Perhaps his most prominent talent was his use of dialogue, often in scenes of confrontation. His most famous exchange, of course, was delivered by Rod Steiger and Sidney Poitier in In the Heat of the Night. "Virgil? That’s a funny name for a nigger boy that comes from Philadelphia," sneers Steiger as a racist southern police chief. "What do they call you up there?" Poitier, a cop himself, but of colour, replies, "They call me MISTER Tibbs!", a line so dynamic it became the title of the film’s sequel. There’s fantastic dialogue in The Lineup too when Sandy McLain talks off the cuff about Dancer. "I knew a guy like him once," he mutters and Julian snaps back at him: "No you didn’t. There’s never been a guy like Dancer. He’s a wonderful, pure pathological study. He’s a psychopath with no inhibitions." As Julian, Robert Keith gets many of the best lines, such as this subtle example to justify Dancer’s brutality: "When you live outside the law, you have to eliminate dishonesty." Even Bob Dylan borrowed that one.

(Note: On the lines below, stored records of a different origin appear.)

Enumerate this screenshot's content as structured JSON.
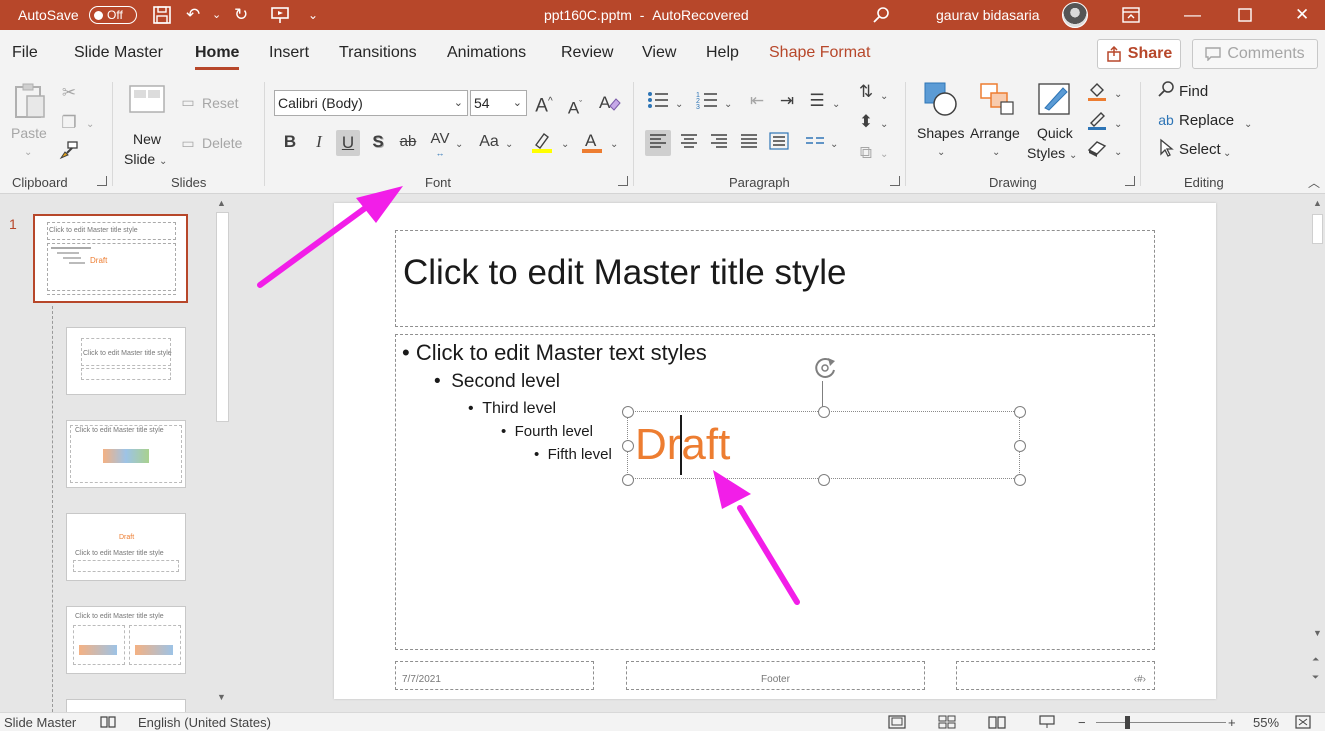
{
  "titlebar": {
    "autosave_label": "AutoSave",
    "autosave_state": "Off",
    "filename": "ppt160C.pptm",
    "separator": "-",
    "recovery": "AutoRecovered",
    "user": "gaurav bidasaria"
  },
  "tabs": [
    "File",
    "Slide Master",
    "Home",
    "Insert",
    "Transitions",
    "Animations",
    "Review",
    "View",
    "Help",
    "Shape Format"
  ],
  "active_tab": "Home",
  "share_label": "Share",
  "comments_label": "Comments",
  "ribbon": {
    "clipboard": {
      "paste": "Paste",
      "label": "Clipboard"
    },
    "slides": {
      "new_slide_line1": "New",
      "new_slide_line2": "Slide",
      "reset": "Reset",
      "delete": "Delete",
      "label": "Slides"
    },
    "font": {
      "family": "Calibri (Body)",
      "size": "54",
      "bold": "B",
      "italic": "I",
      "underline": "U",
      "shadow": "S",
      "strike": "ab",
      "spacing": "AV",
      "case": "Aa",
      "label": "Font"
    },
    "paragraph": {
      "label": "Paragraph"
    },
    "drawing": {
      "shapes": "Shapes",
      "arrange": "Arrange",
      "quick_line1": "Quick",
      "quick_line2": "Styles",
      "label": "Drawing"
    },
    "editing": {
      "find": "Find",
      "replace": "Replace",
      "select": "Select",
      "label": "Editing"
    }
  },
  "thumbnails": {
    "number": "1",
    "master_title": "Click to edit Master title style",
    "draft": "Draft",
    "layout_title": "Click to edit Master title style"
  },
  "slide": {
    "title": "Click to edit Master title style",
    "levels": [
      "Click to edit Master text styles",
      "Second level",
      "Third level",
      "Fourth level",
      "Fifth level"
    ],
    "bullet": "•",
    "draft": "Draft",
    "footer_date": "7/7/2021",
    "footer_center": "Footer",
    "footer_num": "‹#›"
  },
  "status": {
    "mode": "Slide Master",
    "language": "English (United States)",
    "zoom": "55%"
  },
  "colors": {
    "accent": "#b7472a",
    "draft": "#ed7d31",
    "arrow": "#f21ee8"
  }
}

And, sadly, it’s mostly in odd ways like that that this film lives on. Another suggestion is that Joe Pesci borrowed his persona from Eli Wallach here, especially for his more brutal roles for Martin Scorsese. There are vague similarities in appearance but they get much closer when Dancer’s enthusiasm lights up at inappropriate moments, like when Sanders’s Chinese servant won’t let him at the flatware he’s come to collect. He knows that it’s going to prompt the man’s death and his eyes start to gleam. In moments like that, it’s hard to see him as Eli Wallach and not Joe Pesci. At least this movie can still be seen though. The TV show on which it was based ran for 201 episodes, one of which was nominated for a primetime Emmy. However, I could only track down 8 of the 17 that seem to be circulating on the grey market. The preceding radio show ran for 130 episodes and only 64 of those are extant, though the community working to preserve old time radio is seriously dedicated. Sometimes we film buffs don’t realise our luck.